El actor Jeremy Strong (protagonista de Succession) explicó en una entrevista con The New Yorker que cuando trabaja papeles intensos “limpia todo lo que no sea el personaje”, y que esa entrega lo deja, al final del día, “todavía dentro de la escena”. No lo presenta como un acto heroico, sino como una consecuencia técnica: cuando la concentración es profunda, no se apaga de golpe.

Jeremy Strong
El británico Richard Armitage contó en una conversación con The Guardian que, durante la filmación de personajes emocionalmente cargados, llegó a soñar en personaje.

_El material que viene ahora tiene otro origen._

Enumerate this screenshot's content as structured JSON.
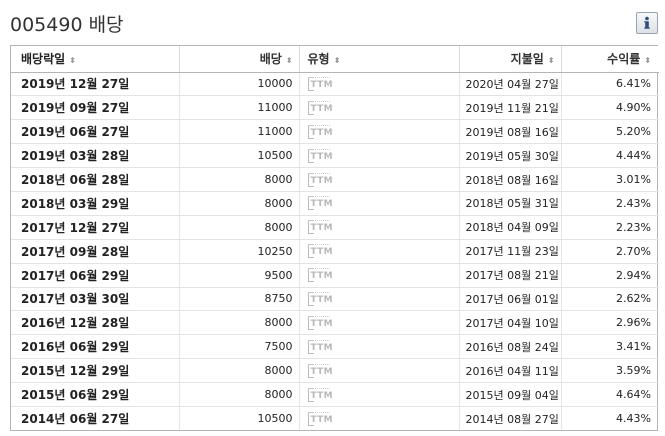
{
  "header": {
    "title": "005490 배당",
    "info_icon": "info-icon"
  },
  "table": {
    "columns": [
      {
        "label": "배당락일",
        "sort_icon": "sort-icon"
      },
      {
        "label": "배당",
        "sort_icon": "sort-icon"
      },
      {
        "label": "유형",
        "sort_icon": "sort-icon"
      },
      {
        "label": "지불일",
        "sort_icon": "sort-icon"
      },
      {
        "label": "수익률",
        "sort_icon": "sort-icon"
      }
    ],
    "sort_glyph": "⬍",
    "type_badge_text": "TTM",
    "rows": [
      {
        "ex_date": "2019년 12월 27일",
        "amount": "10000",
        "type": "TTM",
        "pay_date": "2020년 04월 27일",
        "yield": "6.41%"
      },
      {
        "ex_date": "2019년 09월 27일",
        "amount": "11000",
        "type": "TTM",
        "pay_date": "2019년 11월 21일",
        "yield": "4.90%"
      },
      {
        "ex_date": "2019년 06월 27일",
        "amount": "11000",
        "type": "TTM",
        "pay_date": "2019년 08월 16일",
        "yield": "5.20%"
      },
      {
        "ex_date": "2019년 03월 28일",
        "amount": "10500",
        "type": "TTM",
        "pay_date": "2019년 05월 30일",
        "yield": "4.44%"
      },
      {
        "ex_date": "2018년 06월 28일",
        "amount": "8000",
        "type": "TTM",
        "pay_date": "2018년 08월 16일",
        "yield": "3.01%"
      },
      {
        "ex_date": "2018년 03월 29일",
        "amount": "8000",
        "type": "TTM",
        "pay_date": "2018년 05월 31일",
        "yield": "2.43%"
      },
      {
        "ex_date": "2017년 12월 27일",
        "amount": "8000",
        "type": "TTM",
        "pay_date": "2018년 04월 09일",
        "yield": "2.23%"
      },
      {
        "ex_date": "2017년 09월 28일",
        "amount": "10250",
        "type": "TTM",
        "pay_date": "2017년 11월 23일",
        "yield": "2.70%"
      },
      {
        "ex_date": "2017년 06월 29일",
        "amount": "9500",
        "type": "TTM",
        "pay_date": "2017년 08월 21일",
        "yield": "2.94%"
      },
      {
        "ex_date": "2017년 03월 30일",
        "amount": "8750",
        "type": "TTM",
        "pay_date": "2017년 06월 01일",
        "yield": "2.62%"
      },
      {
        "ex_date": "2016년 12월 28일",
        "amount": "8000",
        "type": "TTM",
        "pay_date": "2017년 04월 10일",
        "yield": "2.96%"
      },
      {
        "ex_date": "2016년 06월 29일",
        "amount": "7500",
        "type": "TTM",
        "pay_date": "2016년 08월 24일",
        "yield": "3.41%"
      },
      {
        "ex_date": "2015년 12월 29일",
        "amount": "8000",
        "type": "TTM",
        "pay_date": "2016년 04월 11일",
        "yield": "3.59%"
      },
      {
        "ex_date": "2015년 06월 29일",
        "amount": "8000",
        "type": "TTM",
        "pay_date": "2015년 09월 04일",
        "yield": "4.64%"
      },
      {
        "ex_date": "2014년 06월 27일",
        "amount": "10500",
        "type": "TTM",
        "pay_date": "2014년 08월 27일",
        "yield": "4.43%"
      }
    ]
  }
}
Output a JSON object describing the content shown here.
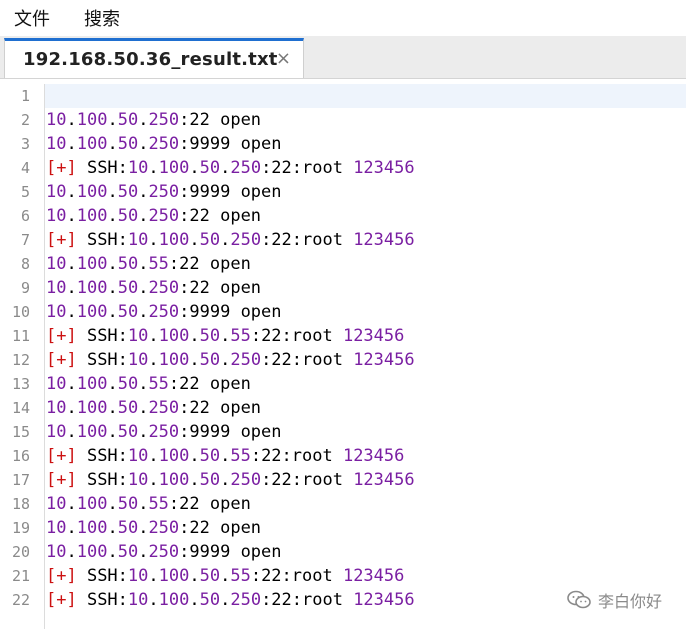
{
  "menu": {
    "file": "文件",
    "search": "搜索"
  },
  "tab": {
    "title": "192.168.50.36_result.txt",
    "close": "×"
  },
  "lines": [
    {
      "n": "1",
      "kind": "empty"
    },
    {
      "n": "2",
      "kind": "ip",
      "ip": "10.100.50.250",
      "port": "22",
      "status": "open"
    },
    {
      "n": "3",
      "kind": "ip",
      "ip": "10.100.50.250",
      "port": "9999",
      "status": "open"
    },
    {
      "n": "4",
      "kind": "ssh",
      "ip": "10.100.50.250",
      "port": "22",
      "user": "root",
      "password": "123456"
    },
    {
      "n": "5",
      "kind": "ip",
      "ip": "10.100.50.250",
      "port": "9999",
      "status": "open"
    },
    {
      "n": "6",
      "kind": "ip",
      "ip": "10.100.50.250",
      "port": "22",
      "status": "open"
    },
    {
      "n": "7",
      "kind": "ssh",
      "ip": "10.100.50.250",
      "port": "22",
      "user": "root",
      "password": "123456"
    },
    {
      "n": "8",
      "kind": "ip",
      "ip": "10.100.50.55",
      "port": "22",
      "status": "open"
    },
    {
      "n": "9",
      "kind": "ip",
      "ip": "10.100.50.250",
      "port": "22",
      "status": "open"
    },
    {
      "n": "10",
      "kind": "ip",
      "ip": "10.100.50.250",
      "port": "9999",
      "status": "open"
    },
    {
      "n": "11",
      "kind": "ssh",
      "ip": "10.100.50.55",
      "port": "22",
      "user": "root",
      "password": "123456"
    },
    {
      "n": "12",
      "kind": "ssh",
      "ip": "10.100.50.250",
      "port": "22",
      "user": "root",
      "password": "123456"
    },
    {
      "n": "13",
      "kind": "ip",
      "ip": "10.100.50.55",
      "port": "22",
      "status": "open"
    },
    {
      "n": "14",
      "kind": "ip",
      "ip": "10.100.50.250",
      "port": "22",
      "status": "open"
    },
    {
      "n": "15",
      "kind": "ip",
      "ip": "10.100.50.250",
      "port": "9999",
      "status": "open"
    },
    {
      "n": "16",
      "kind": "ssh",
      "ip": "10.100.50.55",
      "port": "22",
      "user": "root",
      "password": "123456"
    },
    {
      "n": "17",
      "kind": "ssh",
      "ip": "10.100.50.250",
      "port": "22",
      "user": "root",
      "password": "123456"
    },
    {
      "n": "18",
      "kind": "ip",
      "ip": "10.100.50.55",
      "port": "22",
      "status": "open"
    },
    {
      "n": "19",
      "kind": "ip",
      "ip": "10.100.50.250",
      "port": "22",
      "status": "open"
    },
    {
      "n": "20",
      "kind": "ip",
      "ip": "10.100.50.250",
      "port": "9999",
      "status": "open"
    },
    {
      "n": "21",
      "kind": "ssh",
      "ip": "10.100.50.55",
      "port": "22",
      "user": "root",
      "password": "123456"
    },
    {
      "n": "22",
      "kind": "ssh",
      "ip": "10.100.50.250",
      "port": "22",
      "user": "root",
      "password": "123456"
    }
  ],
  "ssh_prefix": "[+]",
  "ssh_label": "SSH",
  "watermark": {
    "icon": "wechat-icon",
    "text": "李白你好"
  },
  "colors": {
    "number": "#7a1fa2",
    "bracket": "#cc1111",
    "tab_accent": "#1f6fd0"
  }
}
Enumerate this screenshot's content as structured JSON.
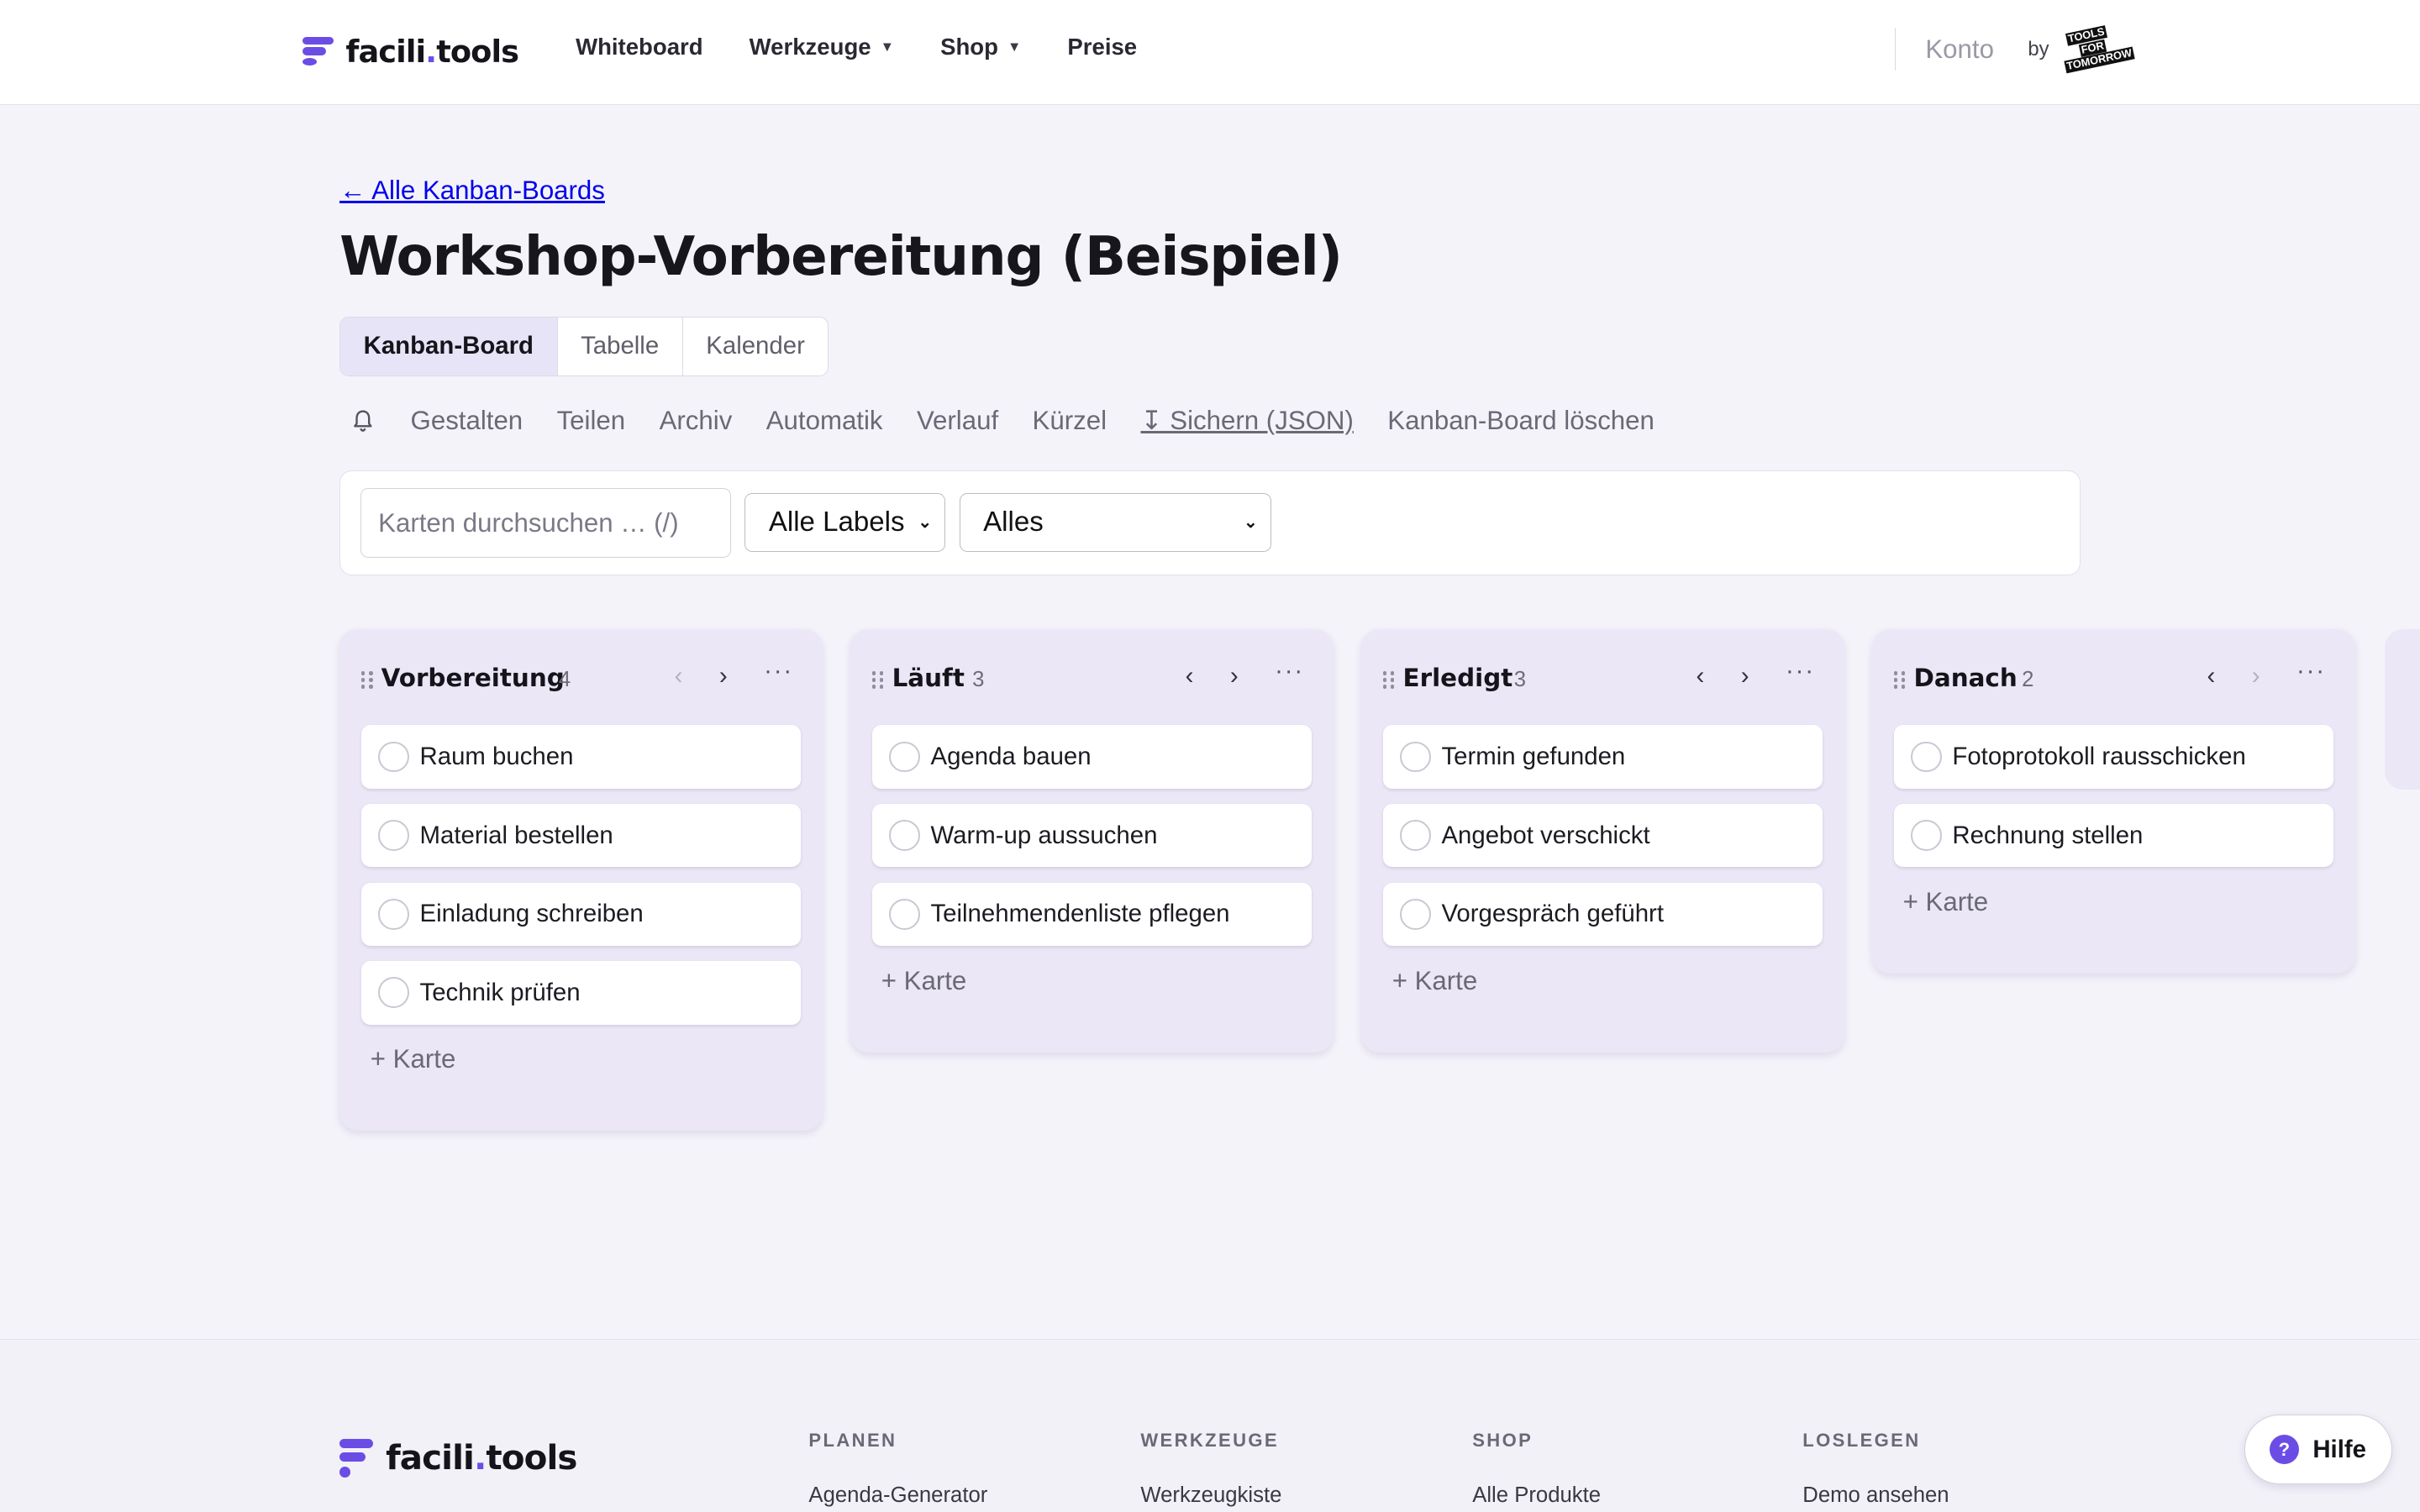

Describió la sensación como “seguir habitando la lógica interna del rol aunque estés lavando los platos”, es decir, el personaje no interfiere con la vida, pero se queda en la mente como un sonido de fondo.

Richard Armitage
El caso más citado es el de Daniel Day-Lewis, quien en entrevistas recogidas por The Independent y Los Angeles Times explicó que permanecer dentro de ciertos personajes lo dejó agotado físicamente y emocionalmente: dolores musculares, dificultad para volver al habla habitual, necesidad de distancia social durante días. Nunca lo narró como sacrificio romántico, sino como una consecuencia laboral de sostener una intensidad prolongada.

Daniel Day-Lewis
En todos estos relatos aparece la misma idea: la interpretación no es solo algo que se piensa; es algo que el cuerpo sostiene. Y el cuerpo no corta a la misma velocidad que la claqueta.